The dispensation for the bunnies to fly to Norway with us was denied; they have a zero-tolerance policy on the vaccinations. It's sad, I mean - I can understand why they're so strict, I just wish it wasn't so. As they are vaccinated a serological (blood) test would have shown positive for Myxomatosis and RVHD, so therefore they cannot allow them into the Country. Essentially, if we had been irresponsible pet owners in the UK and not vaccinated, we would have been ok. But, what can be done? Nothing else, we have tried our best and hardest and this was not meant to be.

Anyway, we had to say goodbye. It was a very hard thing for us both to do, and honestly I think if we had known this we wouldn't have gone through with the move. Things had gone too far though, we had both quit our jobs. Made plans. I still feel like this is the path we are meant to be walking right at this very moment, but still...  it f*cking hurts.

In the van, they have no idea they're never going home
We managed to get them into a good re-homing shelter, Cuddly Critters. Leaving them there was so hard, I wanted to take them out and cuddle them one last time but I couldn't, they looked ok though, they weren't scared. The lady at the shelter said she thought they had a good chance of being re-homed, but I just know that until they do, they won't be out of their cages much. No more free-run of the house with eternal fusses and fresh kale (their favourite) It's also totally put me off kale. To us, Boo and Penny meant - MEAN - a lot. We feel like we have let them down, and I feel like I have sacrificed them to do what I want.
Little Boo, always by my side
Penny, her beautiful fussy face
Some people (I know) think me being this sad is an over-reaction, I mean - it's just a rabbit? right? you can see it in their faces, they don't get it. Well-meaning friends say "you can just get another rabbit in Norway", like that's an obvious f*cking solution I just hadn't thought of. I don't want to get another pet, not yet. I know that Hans wants another bunny soon, but... we had Laila (our last bunny) who died from cancer Jan 2013, our hamster, Girlie, died of old-age about a month ago. I've just abandoned 2 beautiful bunnies who were bonded to us, and as I write this post, our last pet - Woozles the hamster - is literally dying in his cage from old-age and cancer. I mean literally, I have to keep turning around to check. I don't want to do this anymore.

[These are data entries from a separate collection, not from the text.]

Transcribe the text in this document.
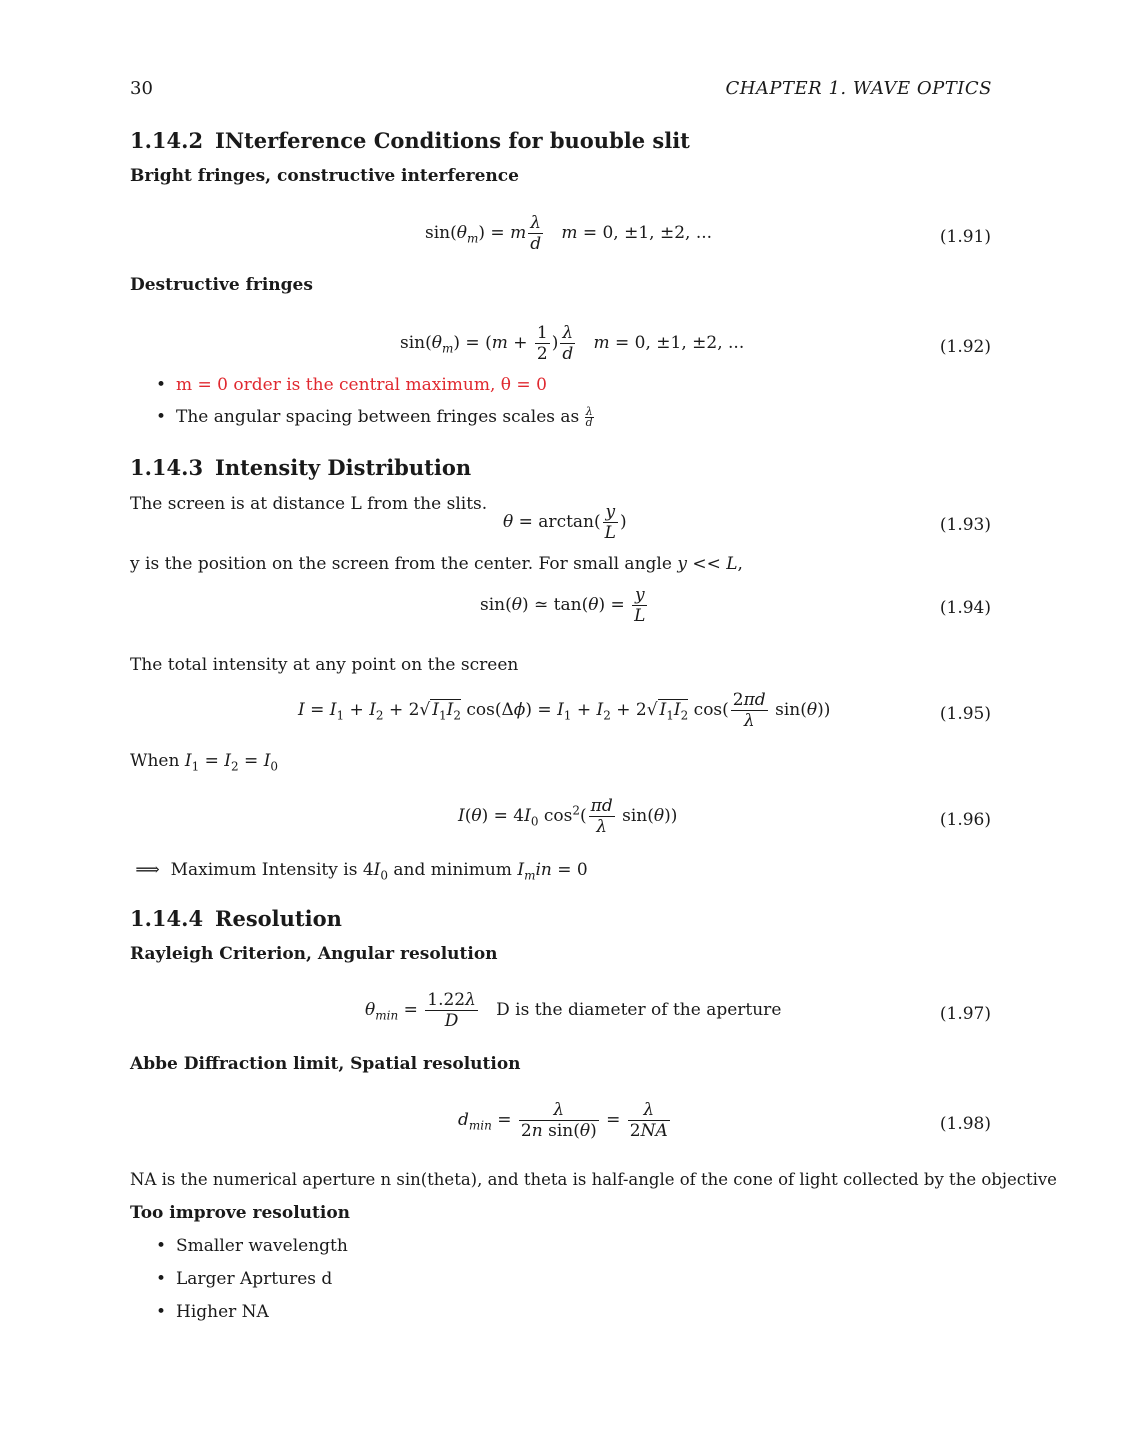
30	CHAPTER 1. WAVE OPTICS
1.14.2 INterference Conditions for buouble slit
Bright fringes, constructive interference
$\sin(\theta_m) = m \frac{\lambda}{d}$ m = 0, ±1, ±2, ...	(1.91)
Destructive fringes
$\sin(\theta_m) = (m + \frac{1}{2}$ ) $\frac{\lambda}{d}$ m = 0, ±1, ±2, ...	(1.92)
• m = 0 order is the central maximum, θ = 0
• The angular spacing between fringes scales as $\frac{\lambda}{d}$
1.14.3 Intensity Distribution
The screen is at distance L from the slits.
$\theta = \arctan( \frac{y}{L}$ )	(1.93)
y is the position on the screen from the center. For small angle y << L,
sin(θ) ≃ $\tan(\theta) = \frac{y}{L}$	(1.94)
The total intensity at any point on the screen
$I = I_1 + I_2 + 2√$ $I_1I_2$ $\cos(\Delta\phi) = I_1 + I_2 + 2√$ $I_1I_2$ $\cos( \frac{2\pi d}{\lambda} \sin(\theta))$	(1.95)
When $I_1 = I_2 = I_0$
$I(\theta) = 4I_0$ $\cos^2( \frac{\pi d}{\lambda} \sin(\theta))$	(1.96)
⟹  Maximum Intensity is $4I_0$ and minimum $I_min = 0$
1.14.4 Resolution
Rayleigh Criterion, Angular resolution
$\theta_{min} = \frac{1.22\lambda}{D}$ D is the diameter of the aperture	(1.97)
Abbe Diffraction limit, Spatial resolution
$d_{min} = \frac{\lambda}{\text{2n sin(θ)}} = \frac{\lambda}{2NA}$	(1.98)
NA is the numerical aperture n sin(theta), and theta is half-angle of the cone of light collected by the objective
Too improve resolution
• Smaller wavelength
• Larger Aprtures d
• Higher NA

I need to be pet-free for a while, I need to be sad and be angry and recover.

I have had some overwhelming kindness and support from some friends, one particular friend even helped me with hiring a van and driving us the 3 (or 4 hours when you get lost) drive down to Essex and 3 hours back. And on the way back he did the best thing anyone could have done; made me laugh. Took my mind off it and distracted me. Shared in the the drinking of coffee. Thank you Az. Once I was home I had strict orders to go to the house of another friend to eat and have a glass of wine. I told her I wouldn't be in the mood, I would be upset - but she just shrugged her shoulders and said "so? just let me know what time you're ready..." so thank you too, Harriet.

The blog title is a quote from 'Watership Down', by Richard Adams - it's one of my favourite books and animated movies about rabbits.  And right now that quote means a lot to me.

Goodbye, bunnies. I love you - we love you - and I'm so sorry.